Ломтев глубоко вздохнул.
– Что не так? – поинтересовался Ник.
– Мы же говорим об обычных людях, которые хотят существовать в этом мире, – сказал он.
– А ты не обычный.
– И, кроме того, у меня никогда не было планов здесь существовать, – сказал Ломтев. – Все, что я сделал, я делал не ради себя. И на императора мне, по большому счету, было наплевать, он просто сам подставился. Не явился бы он тогда на поле боя, не случились бы в империи смутные времена.
– И единственное оружие, которым можно было его убить и которое не позволило тебе окончательно умереть, оказалось там совершенно случайно? – уточнил Ник.
– Не совсем так, но определённая доля случайности во всем этом все же была, – сказал Ломтев. – Никто из нас с твоим отцом не знал наверняка, как работает это оружие и сработает ли оно против императора. Продавец уверял его, что этой штукой можно убить кого угодно, но она же одноразовая, и такое утверждение можно было проверить только практикой. К тому же, я допускал, что император явится лично, но стопроцентной гарантии, конечно же, не было. И если бы он не пришел, я бы не стал открывать на него охоту и бегать по всему городу. Тем более, что в том бою я выложился до предела, и далеко убежать все равно бы не смог.
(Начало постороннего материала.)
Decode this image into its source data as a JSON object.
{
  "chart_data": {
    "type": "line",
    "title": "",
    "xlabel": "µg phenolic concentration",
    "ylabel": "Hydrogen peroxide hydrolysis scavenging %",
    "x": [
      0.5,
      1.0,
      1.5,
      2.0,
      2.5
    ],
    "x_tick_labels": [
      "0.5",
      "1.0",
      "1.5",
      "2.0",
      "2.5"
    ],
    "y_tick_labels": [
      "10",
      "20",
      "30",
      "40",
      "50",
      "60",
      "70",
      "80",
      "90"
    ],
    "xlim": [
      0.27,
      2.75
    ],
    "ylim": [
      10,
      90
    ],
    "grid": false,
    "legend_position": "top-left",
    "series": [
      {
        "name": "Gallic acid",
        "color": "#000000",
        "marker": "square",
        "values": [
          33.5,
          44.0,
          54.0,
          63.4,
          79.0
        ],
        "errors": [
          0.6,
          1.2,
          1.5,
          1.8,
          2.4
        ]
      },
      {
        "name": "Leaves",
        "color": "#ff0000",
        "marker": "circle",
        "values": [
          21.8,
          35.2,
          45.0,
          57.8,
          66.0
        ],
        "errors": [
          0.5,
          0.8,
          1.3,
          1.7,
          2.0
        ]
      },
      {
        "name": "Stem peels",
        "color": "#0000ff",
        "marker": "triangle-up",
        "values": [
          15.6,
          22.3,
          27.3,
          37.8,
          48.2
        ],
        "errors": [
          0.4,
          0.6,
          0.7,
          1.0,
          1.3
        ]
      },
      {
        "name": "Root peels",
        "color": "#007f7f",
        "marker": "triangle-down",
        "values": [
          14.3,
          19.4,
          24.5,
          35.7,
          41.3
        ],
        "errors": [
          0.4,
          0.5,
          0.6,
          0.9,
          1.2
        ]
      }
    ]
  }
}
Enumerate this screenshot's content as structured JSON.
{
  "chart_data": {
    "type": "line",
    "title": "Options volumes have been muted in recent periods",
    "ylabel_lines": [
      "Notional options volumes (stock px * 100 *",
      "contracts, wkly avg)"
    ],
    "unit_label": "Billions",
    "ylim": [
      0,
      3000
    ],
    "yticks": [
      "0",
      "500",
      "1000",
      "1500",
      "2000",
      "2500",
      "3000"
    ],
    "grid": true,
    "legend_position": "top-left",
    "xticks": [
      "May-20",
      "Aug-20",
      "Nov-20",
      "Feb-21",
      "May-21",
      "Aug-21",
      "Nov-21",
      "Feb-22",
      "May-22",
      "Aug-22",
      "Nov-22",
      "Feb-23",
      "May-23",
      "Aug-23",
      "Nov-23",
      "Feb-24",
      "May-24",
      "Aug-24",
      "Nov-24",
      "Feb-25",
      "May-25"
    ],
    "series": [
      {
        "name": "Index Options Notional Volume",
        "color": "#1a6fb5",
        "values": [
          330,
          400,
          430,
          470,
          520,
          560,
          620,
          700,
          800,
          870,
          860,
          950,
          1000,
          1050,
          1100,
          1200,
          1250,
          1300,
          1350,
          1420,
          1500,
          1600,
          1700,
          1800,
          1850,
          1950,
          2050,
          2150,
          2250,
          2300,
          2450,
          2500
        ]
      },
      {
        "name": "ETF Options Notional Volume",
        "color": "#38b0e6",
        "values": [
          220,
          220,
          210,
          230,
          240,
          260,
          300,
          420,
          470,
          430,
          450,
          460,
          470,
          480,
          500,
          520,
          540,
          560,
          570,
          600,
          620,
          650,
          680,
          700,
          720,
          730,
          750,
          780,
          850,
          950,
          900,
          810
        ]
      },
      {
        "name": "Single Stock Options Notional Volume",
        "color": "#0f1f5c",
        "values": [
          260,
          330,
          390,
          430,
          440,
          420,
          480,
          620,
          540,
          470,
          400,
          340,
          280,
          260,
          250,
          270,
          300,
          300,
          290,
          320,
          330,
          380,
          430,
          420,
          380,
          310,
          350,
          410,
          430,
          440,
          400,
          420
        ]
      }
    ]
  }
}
– Значит, ты хочешь сказать, что древний могущественный артефакт был просто куплен…
– У торговца артефактным оружием, – сказал Ломтев. – По крайней мере, такой версии придерживается твой отец. Стоила эта штука, опять же, по его утверждениям, очень недешево.
– И ты не считаешь, что эта версия какая‑то… мутная?
– Может быть, – сказал Ломтев. – Но у меня не было возможности ее проверить. Сначала я как бы умер, а потом появился ты… Не с руки мне тогда было искать человека, которому можно было бы задать все эти вопросы. А сейчас это тем более бесполезно. Два десятка лет прошло, а подпольный оружейный бизнес – дело достаточно опасное. Может быть, он к этому времени уже помер. К тому же, в мире случаются и более странные совпадения. Тем более, в таком мире, как ваш.